Introduction to data modeling in Power BI
Data modeling is one of the important steps to do before developing Power BI dashboard. It is critical to have a well-designed data model to fully communicate and reflect your organization’s datasets in a visual representation.
Knowing your data tables and familiarizing yourself with the relationships is very important and will give you an advantage later when starting visualizing and adding slicers or drill-through between charts. if you have a well-designed and organized data model then your workflow will be smoother and you will not need to switch between Report and Data tabs.
A data model can be of different types based on structure, shape, and properties. Some types of data models are the Hierarchical Model, Relational Model, Network Model, Entity-Relationship Model, and many more. For Power BI, we will be more focused on the Entity-Relationship Model.
Entity-Relationship Model (ER Model)
The entity is an object, subject, or event in a model. For Example, color, model & Type are entities that define the car. Thus Entity-Relationship model is the relation between multiple entities. In a table, Entities are the values (like Tesla, Sport, Red), whereas Entity Attributes are the characteristics and properties (like ID, Name, Type, Color). The ER Model is not complete without some important keys. These keys represent a special property. There are two types of keys: Primary keys and Foreign keys. in the two tables below. Id in table 1 is the primary key, and Car Id in the second table is the Foreign key.
Relationships between tables
A model relationship connects one column in a table to one column in a different table. in the example above, table one represents the main or core table and the second table is the models table. if we are creating a relationship between the two tables it would be one-to-one cardinality type which means both columns contain unique values. to understand relationships between tables we need to know the types of cardinality and what does cardinality means.
Cardinalities
Cardinality is a mathematical term. It translates into the number of elements in a set. In databases, cardinality refers to the relationships between the data in two database tables. Cardinality defines how many instances of one entity are related to instances of another entity. There is four type of cardinality options:
- One-to-many (1:*)
- Many-to-one (*:1)
- One-to-one (1:1)
- Many-to-many (*:*)
One-to-many (and many-to-one) cardinality
Basically, one-to-many and many-to-one cardinality options are the same. When configuring a one-to-many or many-to-one relationship, you will choose a unique ID in one of the tables and a duplicated ID’s in the second table and vice-versa. a good example of this cardinality type is a relationship between the student's table and the grades table ( one-to-many).
One-to-one cardinality
A one-to-one relationship means both columns contain unique values. For example, a relationship between students table where each student has a unique ID and contacts info. each student has only one contact information and address hence one-to-one.
Many-to-many cardinality
A many-to-many relationship means both columns can contain duplicate values. A typical example of a many-to-many relationship is one between students and classes. A student can register for many classes, and a class can include many students. So let’s say we have a Student table, which contains a record for each student, and a Class table, which contains a record for each class. A join table, Enrollments, create two one-to-many relationships — one between each of the two tables.
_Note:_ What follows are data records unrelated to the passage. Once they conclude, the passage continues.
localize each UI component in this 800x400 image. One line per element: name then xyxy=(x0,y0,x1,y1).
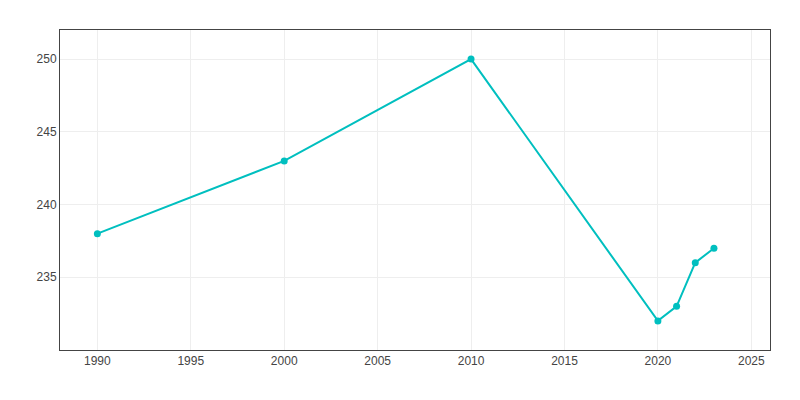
svg-text:2010: 2010 xyxy=(458,354,485,368)
svg-text:2025: 2025 xyxy=(738,354,765,368)
svg-text:2020: 2020 xyxy=(645,354,672,368)
svg-text:235: 235 xyxy=(37,270,57,284)
svg-text:245: 245 xyxy=(37,125,57,139)
svg-text:1990: 1990 xyxy=(84,354,111,368)
svg-text:250: 250 xyxy=(37,52,57,66)
svg-text:2005: 2005 xyxy=(364,354,391,368)
svg-text:1995: 1995 xyxy=(177,354,204,368)
svg-text:240: 240 xyxy=(37,198,57,212)
svg-text:2015: 2015 xyxy=(551,354,578,368)
svg-text:2000: 2000 xyxy=(271,354,298,368)
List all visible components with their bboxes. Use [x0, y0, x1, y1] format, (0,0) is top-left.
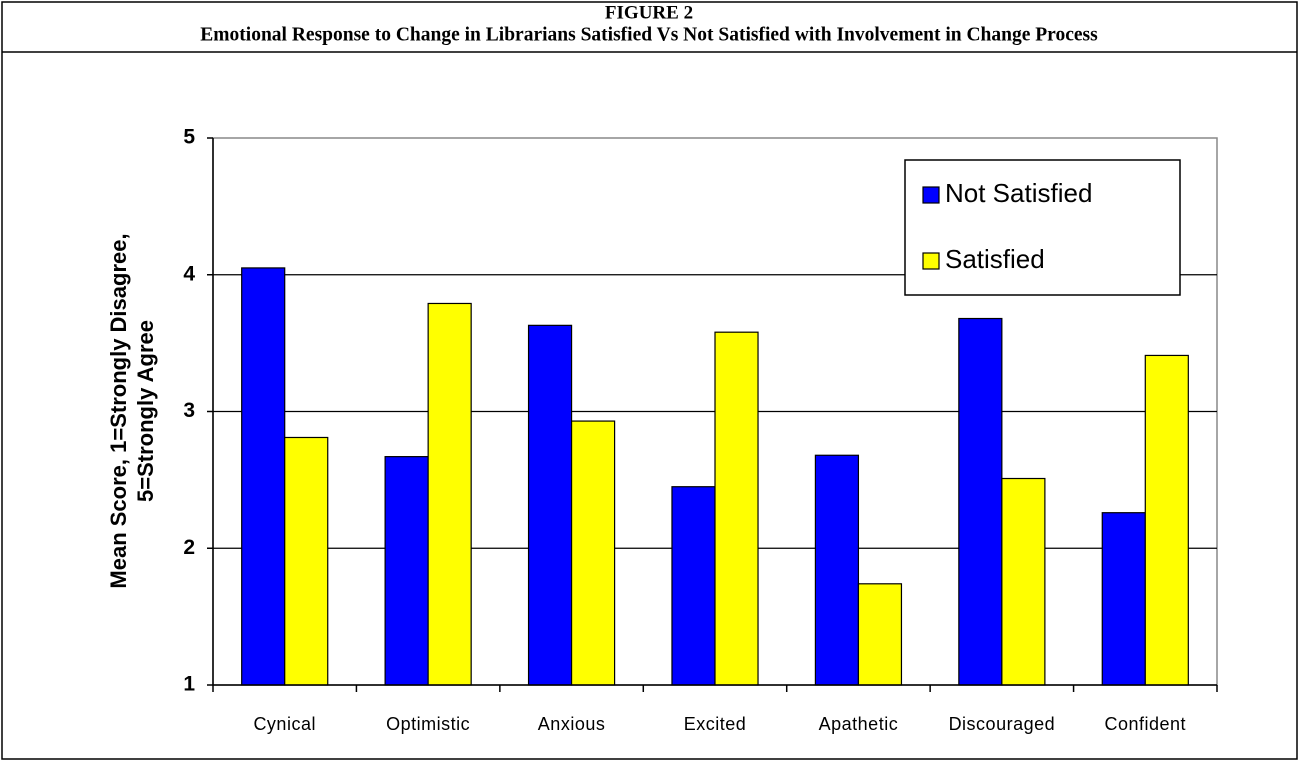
- bar: [527, 324, 573, 686]
- bar: [241, 267, 286, 686]
- bar: [570, 420, 616, 686]
- x-tick-label: Apathetic: [819, 714, 899, 734]
- bar: [1144, 354, 1189, 686]
- bar: [1101, 512, 1146, 686]
- bar: [384, 456, 429, 686]
- x-tick-label: Optimistic: [386, 714, 470, 734]
- y-tick-label: 4: [183, 262, 195, 285]
- y-tick-label: 1: [183, 673, 195, 696]
- bar: [427, 302, 472, 686]
- bar: [714, 331, 759, 686]
- x-tick-label: Discouraged: [949, 714, 1056, 734]
- y-tick-label: 3: [183, 399, 195, 422]
- x-tick-label: Excited: [684, 714, 747, 734]
- legend-swatch: [922, 252, 940, 270]
- bar: [671, 486, 716, 686]
- y-axis-title: Mean Score, 1=Strongly Disagree, 5=Stron…: [106, 233, 158, 588]
- bar: [857, 583, 903, 686]
- legend-box: [904, 159, 1181, 296]
- y-axis-title-line: 5=Strongly Agree: [133, 320, 158, 502]
- y-tick-label: 5: [183, 126, 195, 149]
- bar: [284, 436, 329, 686]
- chart-title: FIGURE 2: [605, 2, 693, 23]
- legend-swatch: [922, 186, 940, 204]
- x-tick-label: Confident: [1105, 714, 1187, 734]
- x-tick-label: Cynical: [253, 714, 316, 734]
- bar: [1001, 477, 1046, 686]
- x-tick-label: Anxious: [538, 714, 606, 734]
- y-axis-title-line: Mean Score, 1=Strongly Disagree,: [106, 233, 131, 588]
- chart-subtitle: Emotional Response to Change in Libraria…: [200, 24, 1098, 45]
- bar: [814, 454, 860, 686]
- legend-label: Satisfied: [945, 244, 1045, 274]
- legend-label: Not Satisfied: [945, 178, 1092, 208]
- bar: [958, 317, 1003, 686]
- y-tick-label: 2: [183, 536, 195, 559]
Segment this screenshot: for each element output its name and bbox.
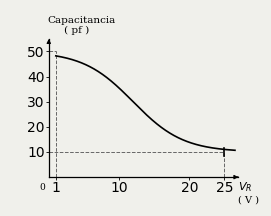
Text: 0: 0 bbox=[40, 183, 45, 192]
Text: ( pf ): ( pf ) bbox=[64, 26, 89, 35]
Text: $V_R$: $V_R$ bbox=[238, 180, 253, 194]
Text: ( V ): ( V ) bbox=[238, 195, 259, 204]
Text: Capacitancia: Capacitancia bbox=[47, 16, 115, 25]
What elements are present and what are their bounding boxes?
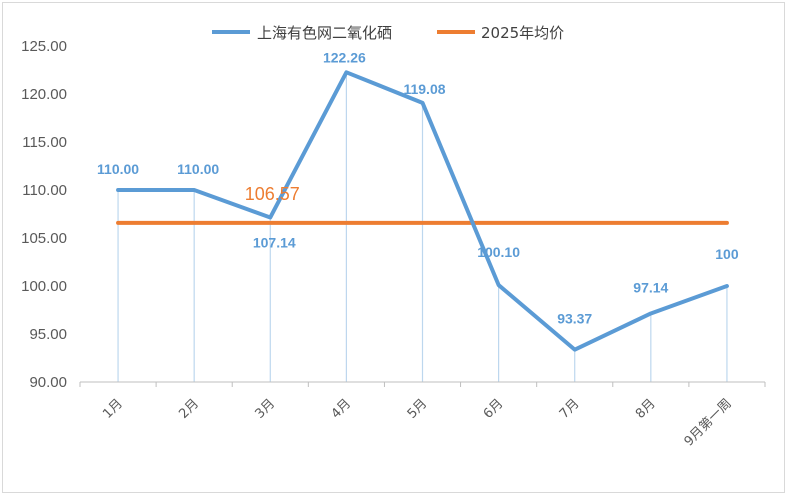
data-label: 122.26	[323, 49, 366, 65]
price-series	[116, 70, 729, 352]
average-data-label: 106.57	[245, 184, 300, 204]
data-label: 110.00	[97, 161, 139, 177]
y-tick-label: 120.00	[21, 86, 67, 103]
x-tick-label: 6月	[481, 396, 507, 422]
x-tick-label: 5月	[405, 396, 431, 422]
data-labels: 110.00 110.00 107.14 122.26 119.08 100.10 93.3…	[97, 49, 739, 326]
data-label: 107.14	[253, 234, 296, 250]
legend-label-price: 上海有色网二氧化硒	[257, 24, 392, 42]
y-tick-labels: 90.00 95.00 100.00 105.00 110.00 115.00 120.00…	[21, 38, 67, 391]
drop-lines	[117, 72, 728, 382]
data-label: 110.00	[177, 161, 219, 177]
data-label: 100	[715, 246, 739, 262]
y-tick-label: 90.00	[29, 374, 67, 391]
x-tick-label: 3月	[252, 396, 278, 422]
x-tick-labels: 1月 2月 3月 4月 5月 6月 7月 8月 9月第一周	[100, 396, 735, 449]
y-tick-label: 125.00	[21, 38, 67, 55]
legend-label-average: 2025年均价	[481, 24, 564, 42]
x-tick-label: 2月	[176, 396, 202, 422]
x-tick-label: 8月	[633, 396, 659, 422]
price-line	[116, 70, 729, 352]
y-tick-label: 115.00	[22, 134, 67, 151]
x-tick-label: 1月	[100, 396, 126, 422]
data-label: 97.14	[633, 279, 668, 295]
legend: 上海有色网二氧化硒 2025年均价	[212, 24, 564, 42]
y-tick-label: 100.00	[21, 278, 67, 295]
y-tick-label: 95.00	[29, 326, 67, 343]
axes	[79, 381, 766, 387]
data-label: 100.10	[477, 244, 520, 260]
y-tick-label: 105.00	[21, 230, 67, 247]
data-label: 93.37	[557, 311, 592, 327]
x-tick-label: 9月第一周	[682, 396, 735, 449]
data-label: 119.08	[403, 81, 445, 97]
y-tick-label: 110.00	[22, 182, 67, 199]
x-tick-label: 7月	[557, 396, 583, 422]
x-tick-label: 4月	[329, 396, 355, 422]
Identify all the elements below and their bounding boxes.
Now that we understood Relationships and Cardinalities. Let’s talk about the design principles of data. According to PowerBI documentation, it’s recommended to use Star schema when designing a data model that contains dimensions and fact tables. but what is a star schema approach?
Star schema
It’s a mature modeling approach widely used by relational data warehouses. It requires developers to categorize their model tables as either dimension or fact. Dimension tables describe business entities while Fact tables store observations or events.
You may ask how this would be relevant to Power BI modeling and why it’s important. Well simply because each Power BI report visual generates a query that is sent to the Power BI model. These queries are used to filter, group, and summarize model data. The perfect model, then, is the one that provides tables for filtering and grouping, and tables for summarizing.